The more I’ve pondered the Assumption of the Virgin, the more I’m convinced that the central theme of the Assumption is ultimately God’s work. In the Assumption, we see very clearly what God has done for one human being. He showed us what our lives would ultimately look like in the resurrection of Jesus Christ. Christ’s resurrection wasn’t the first and last resurrection. We who are baptized and filled with the same spirit that raised Christ from the dead will also be raised in our mortal bodies. But here in the Assumption we have a reminder of this ultimate reality. It’s almost as though God thought we might need yet one more reminder of his love for us and the resurrection reality that he has in store for each and every believer. He’s saying, look, I’ve shown you what I’ve done in Jesus and now I’m showing you what I’ll do in Mary. If you don’t have it by now, look again.

As St John wrote: ‘See what love hath the Father bestowed on us in his goodness, that we should become the children of God.’ Mary shows us what that love looks like. But there’s more here. In the Assumption, God grants to Mary a role in his ultimate triumph over evil. The Book of Revelation speaks of a woman who ‘fled into the wilderness, where she has a place prepared by God.’ This speaks not of a wilderness of desolation or a wilderness of wandering like the children of Israel before the Promised Land. Rather, this speaks of the wilderness where we can be with God, in peace. Just think of the times when Jesus went by himself into the wilderness to pray, to spend time with the Father, to be rejuvenated and empowered for the work of his earthly ministry. So too, the Father has allowed that the Virgin should enter into a wilderness of peace and communion with God, enabling her to accomplish that which God has asked her to do.

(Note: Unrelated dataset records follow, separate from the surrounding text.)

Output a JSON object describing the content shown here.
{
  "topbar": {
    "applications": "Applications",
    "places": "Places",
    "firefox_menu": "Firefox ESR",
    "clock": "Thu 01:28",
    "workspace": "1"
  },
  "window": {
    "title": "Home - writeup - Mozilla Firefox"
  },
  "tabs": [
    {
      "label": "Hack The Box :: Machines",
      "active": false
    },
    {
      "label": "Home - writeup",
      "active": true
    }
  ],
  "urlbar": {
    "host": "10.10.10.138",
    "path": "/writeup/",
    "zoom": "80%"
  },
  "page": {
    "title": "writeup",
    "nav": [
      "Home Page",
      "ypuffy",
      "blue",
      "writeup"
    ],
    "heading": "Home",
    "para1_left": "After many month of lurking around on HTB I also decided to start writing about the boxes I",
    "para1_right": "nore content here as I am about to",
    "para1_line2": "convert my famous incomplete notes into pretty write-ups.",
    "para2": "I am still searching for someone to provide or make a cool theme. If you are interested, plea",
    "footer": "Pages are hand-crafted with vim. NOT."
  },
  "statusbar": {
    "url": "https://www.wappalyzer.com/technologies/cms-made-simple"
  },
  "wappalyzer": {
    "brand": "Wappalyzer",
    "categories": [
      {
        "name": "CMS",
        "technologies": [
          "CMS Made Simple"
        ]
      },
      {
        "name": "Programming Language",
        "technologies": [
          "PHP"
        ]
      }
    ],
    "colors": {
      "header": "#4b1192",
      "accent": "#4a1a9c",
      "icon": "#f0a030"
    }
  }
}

But what does God have for me and for you to do here and now? One aspect I think you already have and that is to sit and ponder the mystery of the Assumption, to see what God has done in the Virgin and to realize that that work God will do in us, too. But secondly, I think the work we are called to do in light of the Assumption is the very work that Mary has taken on from the very moment of the incarnation.

Let me explain by returning to the National Shrine of the Immaculate Conception that I mentioned earlier. The first time that I visited the National Shrine, I went with a colleague from divinity school. We had come up to Washington from North Carolina and we were visiting different churches. We had already gone to the Anglican National Cathedral, and loved its Gothic splendour. When we came to the National Shrine, however, I had the exact opposite reaction. I couldn’t stand it. I thought it was completely over the top and it focused too much on Mary. Give me Jesus, I thought. That’s who I want. And so as you can imagine, my Protestantism came out with a vengeance.

But I had missed something that was key. I had missed that, in fact, the Shrine, while Marian, was bathed in Jesus. In fact, if I had paid any attention at all, I would have seen that each and every image, statue, or mosaic of the Virgin actually showed her pointing to her son. The Virgin mirrors Christ to the world. That is what the Virgin does. That is what the Virgin has always done. She points us to Christ, over and over and over again, in everything that she does. And so as we praise God for the Assumption of the Virgin, for this foreshadowing of our own resurrected life, but we need to look and see what she’s doing and by God’s enabling grace to join in her eternal work of pointing, in all that she is, in her life and work, soul and body, to the one who is Saviour of all.

Let us pray: Father, we give you thanks for the witness of the Virgin Mary to your work of redemption. Grant that we who embrace your work and your will may be being filled with grace as she was, not only to ponder the mysteries of salvation, but to join with Mary in everything that we do, in your ultimate renewal of all things, through Jesus Christ our Lord. Amen.


Dr Ryan Danker is Assistant Professor of Christian History at Wesley Theological Seminary, Washington DC. A version of this homily was preached at St Stephen’s, Lewisham.